Desde el punto de vista medicinal, la bija tiene documentadas varias aplicaciones. En diferentes textos sobre plantas medicinales de la región se hace referencia a los usos tradicionales de la planta, muchos de ellos con algún nivel de validación preclínico o clínico de su empleo. Una forma particular de uso es como repelente de mosquitos y otros insectos, lo cual se refiere como una aplicación común por los Tsáchilas de Ecuador.
Estas son algunas recetas recomendadas para aprovechar la bija con fines terapéuticos:
- Decocción: Se pone a hervir medio litro de agua con una cucharada de semillas de bija durante quince minutos, en recipiente tapado. Luego de aparta del fuego, se refresca y se filtra. En caso de amigdalitis o dolor de garganta se emplea tres veces al día esta preparación para realizar gárgaras. En cuadros diarreicos se recomienda beber una taza, equivalente a 250 mililitros, tres veces al día.
- Emplasto: Se aplica en el tratamiento de heridas, quemaduras e inflamaciones de la piel. Para su preparación se ponen a freír aproximadamente dos cucharadas rasas de semillas machacadas en cuarenta mililitros de aceite vegetal, se deja enfriar y se filtra. Luego de lavar adecuadamente la lesión con agua hervida y jabón, se aplica este preparado en cantidad suficiente sobre la piel de la zona afectada, se cubre con un apósito o paño limpio y se cambia cada doce horas.
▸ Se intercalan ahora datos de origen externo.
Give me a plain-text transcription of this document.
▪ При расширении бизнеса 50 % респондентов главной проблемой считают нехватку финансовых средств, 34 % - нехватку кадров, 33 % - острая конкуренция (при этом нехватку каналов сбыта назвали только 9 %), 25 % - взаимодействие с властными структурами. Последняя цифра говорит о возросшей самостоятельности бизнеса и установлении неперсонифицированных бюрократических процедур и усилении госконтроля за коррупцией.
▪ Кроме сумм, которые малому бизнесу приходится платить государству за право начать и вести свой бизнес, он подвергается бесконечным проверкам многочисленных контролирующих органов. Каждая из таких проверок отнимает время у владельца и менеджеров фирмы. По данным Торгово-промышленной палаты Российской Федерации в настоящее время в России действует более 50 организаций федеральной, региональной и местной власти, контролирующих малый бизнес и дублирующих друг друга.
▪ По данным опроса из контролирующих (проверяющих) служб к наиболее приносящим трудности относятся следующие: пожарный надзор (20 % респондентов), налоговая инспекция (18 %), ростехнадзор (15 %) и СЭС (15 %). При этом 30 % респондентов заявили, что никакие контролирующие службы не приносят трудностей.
- Maceración: También se recomienda para uso externo, en caso de infecciones en la piel o como antiséptico vaginal. Con este fin se dejan macerar entre nueve y doce hojas estrujadas en un litro de agua durante la noche, luego se filtra y se aplica en forma de fomentos tres veces al día en la piel, o se realizan lavados vaginales con el preparado.
La planta tiene también registrados usos por vía oral. Entre ellos, destaca una importante actividad hipoglicemiante de los extractos acuosos. Además, tiene demostradas propiedades antibacteriana, antipalúdica, antioxidante, analgésica y antiinflamatoria.
En dosis habituales a la bija no se le han observado efectos tóxicos, tanto por vía tópica como oral. En cambio, su ingestión a dosis muy elevadas puede tener un efecto purgante, así como toxicidad hepática y pancreática, con aumento de la insulina en sangre. Se han descrito también respuestas anafilácticas a la planta. Según la tercera edición de la Farmacopea Vegetal Caribeña, no debe utilizarse la bija durante el embarazo, la lactancia ni en niños menores de 12 años.
Siempre es necesario tener en cuenta que con toda aplicación tópica es necesario seguir estrictas medidas higiénicas para impedir la contaminación del preparado y así se pueda provocar una infección sobreañadida.
De esta forma las semillas y las hojas de la bija, continúan siendo hoy de utilidad en la cocina y por sus propiedades medicinales. En el caso de su empleo por vía tópica, ofrece numerosos beneficios para el cuidado de nuestra salud… ¡desde lo natural!